# Toronto–NYC Gold Merge & EDA (Unified Dataset)

This notebook loads Gold-layer outputs for Toronto and NYC fire incidents, harmonizes them to a shared schema, merges them into a unified dataset with a `city` indicator, and performs comparative EDA (distribution, missingness, categorical profiles, and tail-risk percentiles).



## 1. Import and Load Tables

In [0]:
from pyspark.sql import functions as F
from pyspark.sql import Window
from pyspark.sql import DataFrame

# --- DATA TABLE DIRECTORIES ---
TORONTO_GOLD_TABLE = "workspace.capstone_project.tfs_incidents_gold"   
NYC_GOLD_TABLE     = "workspace.capstone_project.nyc_fire_incidents_gold"



### 1.1 Load Toronto Table

In [0]:
toronto_gold = spark.table(TORONTO_GOLD_TABLE)

print("Toronto Gold count:", toronto_gold.count())
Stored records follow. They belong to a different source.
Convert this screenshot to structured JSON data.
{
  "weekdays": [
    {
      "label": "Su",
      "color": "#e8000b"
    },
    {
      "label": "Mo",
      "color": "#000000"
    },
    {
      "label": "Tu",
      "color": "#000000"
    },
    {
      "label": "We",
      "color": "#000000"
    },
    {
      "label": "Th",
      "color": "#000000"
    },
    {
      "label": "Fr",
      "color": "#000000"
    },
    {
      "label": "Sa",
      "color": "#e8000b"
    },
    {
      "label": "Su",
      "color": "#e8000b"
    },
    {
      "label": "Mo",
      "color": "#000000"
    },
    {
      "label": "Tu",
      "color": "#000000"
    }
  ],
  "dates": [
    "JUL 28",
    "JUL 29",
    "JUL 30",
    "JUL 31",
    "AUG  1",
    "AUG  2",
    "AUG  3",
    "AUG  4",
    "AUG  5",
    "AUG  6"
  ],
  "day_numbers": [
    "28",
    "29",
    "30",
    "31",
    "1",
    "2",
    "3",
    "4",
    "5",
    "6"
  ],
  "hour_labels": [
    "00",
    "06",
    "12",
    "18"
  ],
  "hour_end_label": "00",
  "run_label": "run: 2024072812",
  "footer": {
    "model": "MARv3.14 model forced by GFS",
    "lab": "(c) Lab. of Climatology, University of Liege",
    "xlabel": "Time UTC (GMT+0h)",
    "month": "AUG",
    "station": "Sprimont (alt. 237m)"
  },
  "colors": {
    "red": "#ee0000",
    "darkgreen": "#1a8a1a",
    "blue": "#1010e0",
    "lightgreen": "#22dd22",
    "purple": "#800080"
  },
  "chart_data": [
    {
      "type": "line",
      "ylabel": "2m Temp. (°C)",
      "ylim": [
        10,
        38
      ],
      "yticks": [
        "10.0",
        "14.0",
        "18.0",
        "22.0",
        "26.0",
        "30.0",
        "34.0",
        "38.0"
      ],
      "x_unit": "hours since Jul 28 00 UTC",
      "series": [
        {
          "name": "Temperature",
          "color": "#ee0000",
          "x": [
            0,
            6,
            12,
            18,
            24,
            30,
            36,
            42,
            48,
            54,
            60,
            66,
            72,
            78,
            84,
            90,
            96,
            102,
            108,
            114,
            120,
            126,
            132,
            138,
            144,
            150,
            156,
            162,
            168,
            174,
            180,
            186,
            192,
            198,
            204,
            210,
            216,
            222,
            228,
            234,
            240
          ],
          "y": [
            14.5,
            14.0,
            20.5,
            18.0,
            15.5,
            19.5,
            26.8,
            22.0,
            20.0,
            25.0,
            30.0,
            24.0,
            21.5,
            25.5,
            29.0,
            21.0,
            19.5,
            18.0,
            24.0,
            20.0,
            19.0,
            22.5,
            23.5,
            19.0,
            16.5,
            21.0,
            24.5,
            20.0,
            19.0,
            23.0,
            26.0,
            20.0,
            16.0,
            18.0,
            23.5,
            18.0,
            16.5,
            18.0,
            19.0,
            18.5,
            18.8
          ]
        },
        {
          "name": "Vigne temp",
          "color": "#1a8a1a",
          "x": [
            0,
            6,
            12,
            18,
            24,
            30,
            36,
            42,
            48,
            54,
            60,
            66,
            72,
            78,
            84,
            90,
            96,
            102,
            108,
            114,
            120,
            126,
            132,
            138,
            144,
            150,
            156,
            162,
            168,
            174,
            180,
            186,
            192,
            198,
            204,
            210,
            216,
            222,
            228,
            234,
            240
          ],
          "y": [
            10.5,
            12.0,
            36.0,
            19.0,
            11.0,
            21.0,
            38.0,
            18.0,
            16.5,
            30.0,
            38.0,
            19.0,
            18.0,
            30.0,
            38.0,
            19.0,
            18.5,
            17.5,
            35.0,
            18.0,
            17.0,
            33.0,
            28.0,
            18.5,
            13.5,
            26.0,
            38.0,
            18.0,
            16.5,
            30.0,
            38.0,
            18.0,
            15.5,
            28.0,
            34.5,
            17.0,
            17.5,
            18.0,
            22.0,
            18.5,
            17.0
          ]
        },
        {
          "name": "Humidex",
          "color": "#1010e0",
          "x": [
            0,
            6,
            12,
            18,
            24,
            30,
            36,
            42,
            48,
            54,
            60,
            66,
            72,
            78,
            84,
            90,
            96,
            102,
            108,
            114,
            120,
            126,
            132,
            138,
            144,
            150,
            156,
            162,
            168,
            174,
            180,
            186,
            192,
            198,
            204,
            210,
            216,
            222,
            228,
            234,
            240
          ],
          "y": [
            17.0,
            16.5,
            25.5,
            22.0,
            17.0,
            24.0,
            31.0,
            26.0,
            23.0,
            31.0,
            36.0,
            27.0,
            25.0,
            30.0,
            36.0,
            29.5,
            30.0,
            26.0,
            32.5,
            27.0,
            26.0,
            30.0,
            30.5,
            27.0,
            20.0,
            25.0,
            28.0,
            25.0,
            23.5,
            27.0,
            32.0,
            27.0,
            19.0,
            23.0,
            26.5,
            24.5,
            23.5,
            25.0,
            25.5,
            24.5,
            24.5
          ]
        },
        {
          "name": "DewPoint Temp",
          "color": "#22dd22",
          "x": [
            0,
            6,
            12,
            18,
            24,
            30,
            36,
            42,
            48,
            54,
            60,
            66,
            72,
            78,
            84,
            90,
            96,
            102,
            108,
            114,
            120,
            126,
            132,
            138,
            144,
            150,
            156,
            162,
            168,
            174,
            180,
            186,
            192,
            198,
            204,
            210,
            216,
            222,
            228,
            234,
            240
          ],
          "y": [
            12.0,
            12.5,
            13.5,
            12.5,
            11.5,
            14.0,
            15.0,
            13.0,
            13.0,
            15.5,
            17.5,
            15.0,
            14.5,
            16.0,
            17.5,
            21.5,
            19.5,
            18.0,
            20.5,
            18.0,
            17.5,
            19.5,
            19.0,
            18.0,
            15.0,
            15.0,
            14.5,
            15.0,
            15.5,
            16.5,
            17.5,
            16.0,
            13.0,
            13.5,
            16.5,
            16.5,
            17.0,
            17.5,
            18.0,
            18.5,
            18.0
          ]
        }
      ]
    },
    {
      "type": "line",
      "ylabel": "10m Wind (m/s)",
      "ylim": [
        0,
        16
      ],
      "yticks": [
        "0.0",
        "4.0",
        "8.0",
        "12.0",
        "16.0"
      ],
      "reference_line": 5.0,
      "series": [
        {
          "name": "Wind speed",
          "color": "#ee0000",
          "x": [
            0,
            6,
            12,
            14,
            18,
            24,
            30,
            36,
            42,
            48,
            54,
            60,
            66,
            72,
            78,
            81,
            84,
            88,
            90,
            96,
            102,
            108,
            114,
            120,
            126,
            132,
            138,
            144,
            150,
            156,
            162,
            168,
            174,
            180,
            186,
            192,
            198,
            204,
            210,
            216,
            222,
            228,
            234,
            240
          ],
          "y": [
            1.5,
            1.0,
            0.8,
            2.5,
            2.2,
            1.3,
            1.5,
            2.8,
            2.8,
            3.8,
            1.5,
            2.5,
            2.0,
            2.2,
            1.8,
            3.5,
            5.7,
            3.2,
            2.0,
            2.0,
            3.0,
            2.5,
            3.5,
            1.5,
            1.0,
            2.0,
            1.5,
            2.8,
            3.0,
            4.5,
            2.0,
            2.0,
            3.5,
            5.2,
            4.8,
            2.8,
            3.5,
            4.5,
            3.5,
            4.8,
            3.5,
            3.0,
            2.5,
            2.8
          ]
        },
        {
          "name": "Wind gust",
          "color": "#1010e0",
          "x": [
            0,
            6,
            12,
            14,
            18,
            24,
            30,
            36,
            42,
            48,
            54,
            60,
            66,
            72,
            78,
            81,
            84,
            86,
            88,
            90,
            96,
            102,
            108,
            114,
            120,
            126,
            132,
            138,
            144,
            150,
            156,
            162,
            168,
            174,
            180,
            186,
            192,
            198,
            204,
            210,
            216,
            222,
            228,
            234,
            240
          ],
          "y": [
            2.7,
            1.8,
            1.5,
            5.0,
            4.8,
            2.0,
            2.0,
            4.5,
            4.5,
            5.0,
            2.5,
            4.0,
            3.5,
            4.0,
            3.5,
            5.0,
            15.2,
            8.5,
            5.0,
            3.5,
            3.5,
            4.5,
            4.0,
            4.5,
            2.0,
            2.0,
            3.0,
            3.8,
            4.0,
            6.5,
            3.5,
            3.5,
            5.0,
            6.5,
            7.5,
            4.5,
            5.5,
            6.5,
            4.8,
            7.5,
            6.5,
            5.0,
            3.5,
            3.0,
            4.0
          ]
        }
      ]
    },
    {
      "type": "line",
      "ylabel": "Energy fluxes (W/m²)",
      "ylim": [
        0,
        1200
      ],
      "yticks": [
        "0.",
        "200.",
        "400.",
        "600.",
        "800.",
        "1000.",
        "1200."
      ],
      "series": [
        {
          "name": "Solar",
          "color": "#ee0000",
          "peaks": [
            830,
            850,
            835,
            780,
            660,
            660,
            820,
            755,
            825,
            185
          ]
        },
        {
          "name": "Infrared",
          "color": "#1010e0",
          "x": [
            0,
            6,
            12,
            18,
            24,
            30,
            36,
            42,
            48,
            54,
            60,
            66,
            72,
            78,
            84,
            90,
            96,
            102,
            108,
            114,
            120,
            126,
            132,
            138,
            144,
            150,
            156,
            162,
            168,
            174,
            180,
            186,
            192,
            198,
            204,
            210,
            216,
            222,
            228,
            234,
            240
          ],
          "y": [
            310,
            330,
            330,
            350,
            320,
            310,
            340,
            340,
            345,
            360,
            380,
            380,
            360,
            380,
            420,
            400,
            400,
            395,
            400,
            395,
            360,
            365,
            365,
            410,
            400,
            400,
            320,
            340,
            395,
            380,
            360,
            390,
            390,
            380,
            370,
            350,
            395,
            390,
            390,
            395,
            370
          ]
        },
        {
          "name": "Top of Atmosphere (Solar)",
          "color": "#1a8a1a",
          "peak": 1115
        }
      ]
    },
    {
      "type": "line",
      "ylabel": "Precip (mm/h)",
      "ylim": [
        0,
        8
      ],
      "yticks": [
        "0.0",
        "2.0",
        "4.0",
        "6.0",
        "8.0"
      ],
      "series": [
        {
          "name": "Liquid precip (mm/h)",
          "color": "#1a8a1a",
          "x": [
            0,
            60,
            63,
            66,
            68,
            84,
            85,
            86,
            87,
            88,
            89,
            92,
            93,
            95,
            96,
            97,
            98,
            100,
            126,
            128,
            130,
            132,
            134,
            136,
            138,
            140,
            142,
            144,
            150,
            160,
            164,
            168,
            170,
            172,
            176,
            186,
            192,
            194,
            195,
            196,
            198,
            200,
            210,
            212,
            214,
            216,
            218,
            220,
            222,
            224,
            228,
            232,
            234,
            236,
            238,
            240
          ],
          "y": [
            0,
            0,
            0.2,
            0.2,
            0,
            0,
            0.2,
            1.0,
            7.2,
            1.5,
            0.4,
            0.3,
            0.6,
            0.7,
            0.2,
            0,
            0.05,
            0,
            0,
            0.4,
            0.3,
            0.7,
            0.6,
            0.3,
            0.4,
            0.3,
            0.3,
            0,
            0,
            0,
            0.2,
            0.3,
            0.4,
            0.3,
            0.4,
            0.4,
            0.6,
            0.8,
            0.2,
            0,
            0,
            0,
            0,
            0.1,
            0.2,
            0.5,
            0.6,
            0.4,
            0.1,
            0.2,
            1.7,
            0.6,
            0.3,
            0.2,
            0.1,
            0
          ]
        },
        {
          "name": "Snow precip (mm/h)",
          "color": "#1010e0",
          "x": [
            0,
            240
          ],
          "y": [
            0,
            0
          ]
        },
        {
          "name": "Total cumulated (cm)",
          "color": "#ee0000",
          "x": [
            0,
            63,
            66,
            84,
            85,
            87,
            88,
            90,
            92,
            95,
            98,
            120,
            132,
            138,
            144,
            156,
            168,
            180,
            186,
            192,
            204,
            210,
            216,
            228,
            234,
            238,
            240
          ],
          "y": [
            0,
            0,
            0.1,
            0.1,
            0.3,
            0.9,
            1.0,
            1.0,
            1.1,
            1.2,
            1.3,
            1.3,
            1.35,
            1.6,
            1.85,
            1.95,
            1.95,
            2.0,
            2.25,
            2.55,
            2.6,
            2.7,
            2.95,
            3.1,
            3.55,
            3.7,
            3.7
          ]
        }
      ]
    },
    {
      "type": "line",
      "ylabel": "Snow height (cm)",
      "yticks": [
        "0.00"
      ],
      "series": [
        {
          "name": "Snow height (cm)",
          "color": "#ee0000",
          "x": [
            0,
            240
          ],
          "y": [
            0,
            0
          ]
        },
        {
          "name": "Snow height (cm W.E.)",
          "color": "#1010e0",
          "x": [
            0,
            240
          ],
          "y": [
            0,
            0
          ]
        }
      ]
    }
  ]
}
display(toronto_gold.limit(5))

toronto_gold.printSchema()

### 1.2 Load NYC Table

In [0]:
nyc_gold     = spark.table(NYC_GOLD_TABLE)

print("NYC Gold count:", nyc_gold.count())

display(nyc_gold.limit(5))

nyc_gold.printSchema()


## 2. Incident Type Harmonization

Incident type definitions differ substantially between Toronto and NYC. Toronto reports fine-grained incident types, while NYC reports a small number of aggregated categories. To enable valid cross-city comparison, incident types are harmonized into shared high-level categories.


### 2.1 Pre-Inspection: Raw Incident Type Distributions

Before harmonization, we inspect all distinct incident type values and their frequencies in each city. This ensures the harmonization logic is grounded in observed data and covers dominant categories.



#### 2.1.1 Toroto Data Inspection

Check NULL or Empty Incident Types

In [0]:
total_rows = toronto_gold.count()

null_or_empty = (
    toronto_gold
    .filter(
        F.col("Final_Incident_Type").isNull() |
        (F.trim(F.col("Final_Incident_Type")) == "")
    )
    .count()
)

print(f"Toronto Null or empty Final_Incident_Type: {null_or_empty} ({null_or_empty/total_rows:.2%})")

Get Distinct Count

In [0]:
toronto_distinct_count = (
    toronto_gold
    .select("Final_Incident_Type")
    .distinct()
    .count()
)

print("Toronto distinct Final_Incident_Type count:", toronto_distinct_count)

List Distinct Values

In [0]:
# Full distribution (all categories, sorted by frequency)
toronto_incident_dist = (
    toronto_gold
    .groupBy("Final_Incident_Type")
    .count()
    .orderBy(F.desc("count"))
)

display(toronto_incident_dist)

#### 2.1.2 NYC Data Inspection

Check NULL or Empty Incidents Types

In [0]:
total_rows_nyc = nyc_gold.count()

null_or_empty_nyc = (
    nyc_gold
    .filter(
        F.col("INCIDENT_CLASSIFICATION").isNull() |
        (F.trim(F.col("INCIDENT_CLASSIFICATION")) == "")
    )
    .count()
)

print(
    "NYC null or empty INCIDENT_CLASSIFICATION:",
    null_or_empty_nyc,
    "(",
    null_or_empty_nyc / total_rows_nyc,
    ")"
)

Get Distinct Count

In [0]:
nyc_distinct_count = (
    nyc_gold
    .select("INCIDENT_CLASSIFICATION")
    .distinct()
    .count()
)

print("NYC distinct INCIDENT_CLASSIFICATION count:", nyc_distinct_count)

List Distinct Values

In [0]:
nyc_incident_dist = (
    nyc_gold
    .groupBy("INCIDENT_CLASSIFICATION")
    .count()
    .orderBy(F.desc("count"))
)

display(nyc_incident_dist)

print(
    "NYC distinct INCIDENT_CLASSIFICATION count:",
    nyc_gold.select("INCIDENT_CLASSIFICATION").distinct().count()
)

### 2.2 Incident Coding: Unified Category Design

Based on the pre-inspection, raw incident types are grouped into the following unified categories:

- Medical  
- Fire – Structural  
- Fire – Non-Structural  
- Rescue / Entrapment  
- Hazardous / Utility  
- False Alarm / No Action  
- Other / Assistance  

This taxonomy preserves operational meaning while accommodating differences in reporting granularity between cities.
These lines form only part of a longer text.